|
|
|
|
|
by sammyd56
1270 days ago
|
|
What is your goal? For short-term career growth, $YOUR_COMPANY's current preferred ETL tool will have the biggest ROI. Focus on design patterns: while APIs will come and go, the concepts, as you rightly say, are transferrable. If you're looking to land a new role: the market says dbt, databricks and snowflake are pretty strong bets. If it's personal interest, or a high-risk, high-reward long term play, take your pick from any of the new hotness! |
|
I'd add that dbt, databricks and snowflake are pretty strong bets still, but you have to acknowledge that they're becoming mainstream with an ever accelerating pace as the companies behind them churn out upskilling courses, meetups and acquire an ever larger share of the market.
If you like to be a specialist, going deep into either of those still holds career value.

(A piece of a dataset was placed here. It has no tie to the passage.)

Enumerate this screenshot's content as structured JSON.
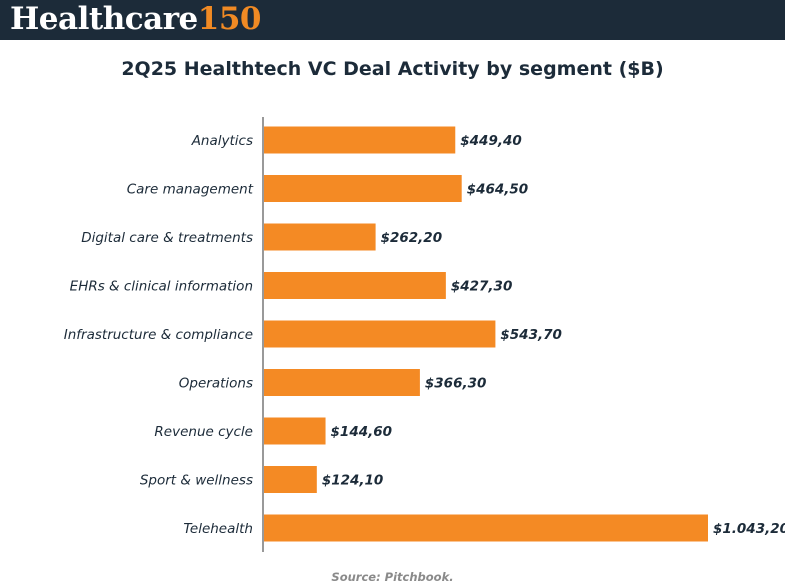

If you're taking a more generalist view of where things are headed, the best prediction I heard someone say to set themselves apart is for Data Engineers to optimize for operationalizing data. Focusing much more on reverse ETL, becoming knowledgeable in building data web apps. The no-code or low-code movement around data apps will make the barrier of entry to set something up nonexistent, and I see how that will drive demand.
Pairing (big) data query/ frontend performance and web apps is another beast though.
For all my initial scepticism, I see the Data Mesh concept picking up pace in the years to come. It's vendor independent, couples well with Team Topologies and effective, decoupled, functional SWE teams. There still will be a big need for standards and conventions set by a small enabling core DE team, as of now, the knowledge gap between the baseline DE and your average SWE or Product Owner is just way too big in my experience.
Last but not least, I'd throw data lake out there. Apache Iceberg is getting a lot of attention and rightfully so. TCO of a query engine on top of files is so much better than any DWH and any org being able to optimize compute on data for it's current need will be able to save massively while the "convenience" gap steadily closes. Again, pretty generic but there's much to learn around Athena, Trino and the like.
I'm personally not a fan of learning a new language except maybe for Rust. There is an ever increasing stack of standard "low-code" tools for the typical ETL schlick, and Python won't go anywhere. Again, potential to differentiate will be low and ever lower in many contexts outside of proper big data. This is only me though and this view is highly context dependent, so YMMV of course.